Developing Molecular Imprinted Layers As Electro-Analytical Probes for Dydrogesterone Determination

Dydrogesterone is a synthetic derivative of female sex hormone whose structure and pharmacological action is similar to progesterone. This drug is used in various conditions including lack of endogenous, hormone replacement therapy and others. The increasing use of dydrogesterone as synthetic hormone also demands its rapid and accurate analysis in biological as well as environmental bodies. In this perspective, we developed molecular imprinted polymer (MIPs) coatings as recognition element for electro-analytical determination of dydrogesterone. Imprinted polymers are synthesized by self-organization of monomer chains around template structure keeping high percentage of cross-linker. Dydrogesterone-imprinted polymer gel is synthesized by free radical polymerization taking methacrylic acid and methyl methacrylate (functional co-monomers), ethyleneglycol dimethacrylate (cross-linker) and dydrogesterone (template). The non-imprinted polymer layer was taken as control material i.e. synthesized using the same polymer composition without introducing template. Following spin coating method, the developed polymeric gel was integrated with interdigital electrodes (IDEs) i.e. patterned on printed circuit board.
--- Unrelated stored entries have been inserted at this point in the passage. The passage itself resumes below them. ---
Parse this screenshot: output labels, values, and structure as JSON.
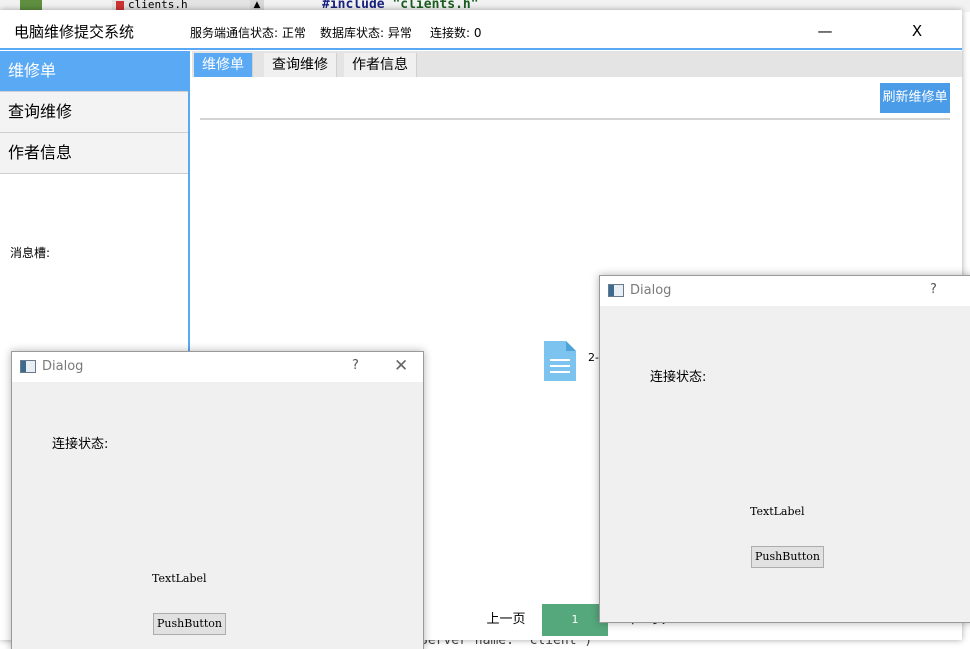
{
  "background_ide": {
    "tab_label": "clients.h",
    "code_keyword": "#include",
    "code_string": "\"clients.h\"",
    "bottom_code": "Server name: \"client\")"
  },
  "main_window": {
    "title": "电脑维修提交系统",
    "server_status": "服务端通信状态: 正常",
    "db_status": "数据库状态: 异常",
    "connections": "连接数: 0",
    "minimize_label": "—",
    "close_label": "X",
    "accent_color": "#5aa9f5"
  },
  "sidebar": {
    "items": [
      {
        "label": "维修单",
        "active": true
      },
      {
        "label": "查询维修",
        "active": false
      },
      {
        "label": "作者信息",
        "active": false
      }
    ],
    "message_label": "消息槽:"
  },
  "tabs": [
    {
      "label": "维修单",
      "active": true
    },
    {
      "label": "查询维修",
      "active": false
    },
    {
      "label": "作者信息",
      "active": false
    }
  ],
  "content": {
    "refresh_label": "刷新维修单",
    "file_icon": "document-icon",
    "file_text": "2-",
    "pager": {
      "prev_label": "上一页",
      "current_page": "1",
      "next_label": "下一页"
    }
  },
  "dialogs": [
    {
      "title": "Dialog",
      "help": "?",
      "close": "✕",
      "status_label": "连接状态:",
      "text_label": "TextLabel",
      "button_label": "PushButton"
    },
    {
      "title": "Dialog",
      "help": "?",
      "status_label": "连接状态:",
      "text_label": "TextLabel",
      "button_label": "PushButton"
    }
  ]
}
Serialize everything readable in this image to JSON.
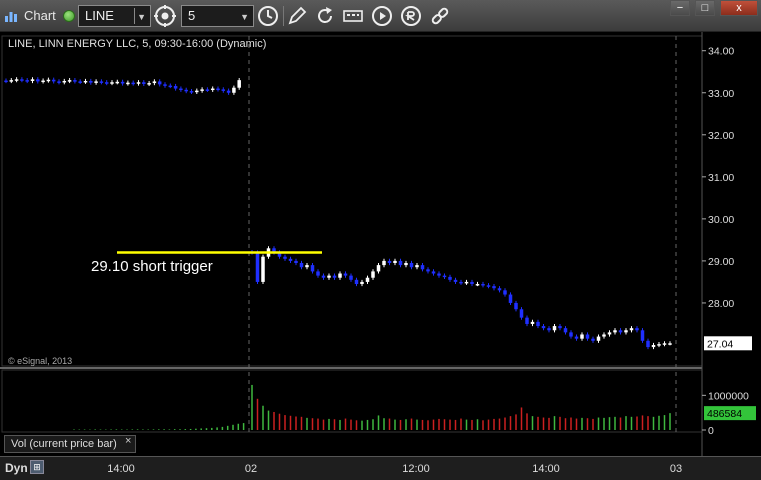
{
  "toolbar": {
    "app_title": "Chart",
    "symbol": "LINE",
    "interval": "5",
    "icons": [
      "clock-icon",
      "draw-pencil-icon",
      "refresh-icon",
      "keyboard-icon",
      "play-icon",
      "quote-icon",
      "link-icon"
    ]
  },
  "window_controls": {
    "close_label": "x"
  },
  "chart_data": [
    {
      "type": "candlestick",
      "title": "LINE, LINN ENERGY LLC, 5, 09:30-16:00 (Dynamic)",
      "copyright": "© eSignal, 2013",
      "y_ticks": [
        "34.00",
        "33.00",
        "32.00",
        "31.00",
        "30.00",
        "29.00",
        "28.00"
      ],
      "ylim": [
        26.5,
        34.35
      ],
      "last_price_label": "27.04",
      "last_price": 27.04,
      "x_tick_labels": [
        "14:00",
        "02",
        "12:00",
        "14:00",
        "03"
      ],
      "annotation": {
        "text": "29.10 short trigger",
        "price": 29.2
      },
      "colors": {
        "up": "#ffffff",
        "down": "#1f2fff",
        "annotation": "#ffff00",
        "grid": "#2a2a2a"
      },
      "day1_close_segment": [
        33.28,
        33.3,
        33.32,
        33.3,
        33.28,
        33.32,
        33.27,
        33.29,
        33.31,
        33.27,
        33.25,
        33.28,
        33.3,
        33.27,
        33.26,
        33.28,
        33.24,
        33.27,
        33.25,
        33.23,
        33.25,
        33.26,
        33.22,
        33.24,
        33.22,
        33.25,
        33.21,
        33.23,
        33.27,
        33.2,
        33.17,
        33.16,
        33.1,
        33.07,
        33.04,
        33.02,
        33.05,
        33.08,
        33.07,
        33.1,
        33.08,
        33.05,
        33.0,
        33.12,
        33.3
      ],
      "day2_closes": [
        29.2,
        28.5,
        29.1,
        29.3,
        29.2,
        29.1,
        29.05,
        29.0,
        28.95,
        28.85,
        28.9,
        28.75,
        28.65,
        28.6,
        28.65,
        28.6,
        28.7,
        28.65,
        28.55,
        28.45,
        28.5,
        28.6,
        28.75,
        28.9,
        29.0,
        28.95,
        29.0,
        28.9,
        28.95,
        28.85,
        28.9,
        28.8,
        28.75,
        28.7,
        28.65,
        28.62,
        28.55,
        28.5,
        28.48,
        28.5,
        28.45,
        28.45,
        28.42,
        28.4,
        28.35,
        28.3,
        28.2,
        28.0,
        27.85,
        27.65,
        27.5,
        27.55,
        27.45,
        27.4,
        27.35,
        27.45,
        27.4,
        27.3,
        27.2,
        27.15,
        27.25,
        27.15,
        27.1,
        27.2,
        27.25,
        27.3,
        27.35,
        27.3,
        27.35,
        27.4,
        27.35,
        27.1,
        26.95,
        27.0,
        27.02,
        27.04,
        27.04
      ]
    },
    {
      "type": "bar",
      "title": "Vol (current price bar)",
      "y_ticks": [
        "1000000",
        "0"
      ],
      "last_volume_label": "486584",
      "last_volume": 486584,
      "colors": {
        "up": "#3fb83f",
        "down": "#cc2020",
        "label_bg": "#33c43a"
      },
      "day1_volumes": [
        15000,
        12000,
        14000,
        11000,
        16000,
        13000,
        12000,
        15000,
        17000,
        14000,
        13000,
        16000,
        18000,
        15000,
        14000,
        17000,
        19000,
        21000,
        16000,
        24000,
        22000,
        26000,
        30000,
        38000,
        45000,
        52000,
        60000,
        75000,
        90000,
        120000,
        150000,
        180000,
        200000
      ],
      "day2_volumes": [
        1300000,
        900000,
        700000,
        560000,
        520000,
        470000,
        430000,
        410000,
        390000,
        380000,
        350000,
        340000,
        330000,
        300000,
        320000,
        310000,
        290000,
        330000,
        300000,
        280000,
        270000,
        290000,
        310000,
        420000,
        340000,
        330000,
        300000,
        290000,
        310000,
        330000,
        300000,
        290000,
        280000,
        300000,
        320000,
        310000,
        300000,
        290000,
        330000,
        300000,
        290000,
        310000,
        280000,
        300000,
        320000,
        330000,
        360000,
        400000,
        450000,
        650000,
        480000,
        400000,
        380000,
        360000,
        350000,
        400000,
        380000,
        340000,
        360000,
        330000,
        350000,
        340000,
        320000,
        360000,
        350000,
        370000,
        380000,
        360000,
        400000,
        380000,
        390000,
        420000,
        400000,
        380000,
        410000,
        430000,
        486584
      ]
    }
  ],
  "status": {
    "dyn_label": "Dyn"
  }
}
IDEs fabricated with imprinted as well as non-imprinted polymer layer, respectively were connected to impedance analyzer. The subsequent shift in capacitive values of imprinted and non-imprinted layers was determined respectively as function of dydrogesterone concentration. The shift in capacitive values for imprinted layer was higher than the non-imprinted one. As the imprinted layer offers geometrical as well as chemical adaptation sites and upon fitting in these cavities the charge transfer between two electrode fingers is reduced which results in higher capacitance shift. On the other hand, the non-imprinted layer lack such functionality and offer only non-specific binding thus, leads to lower capacitive shifts. These results suggest that imprinted layers integrated with IDEs can be suitably used for dydrogesterone determination in complex matrices.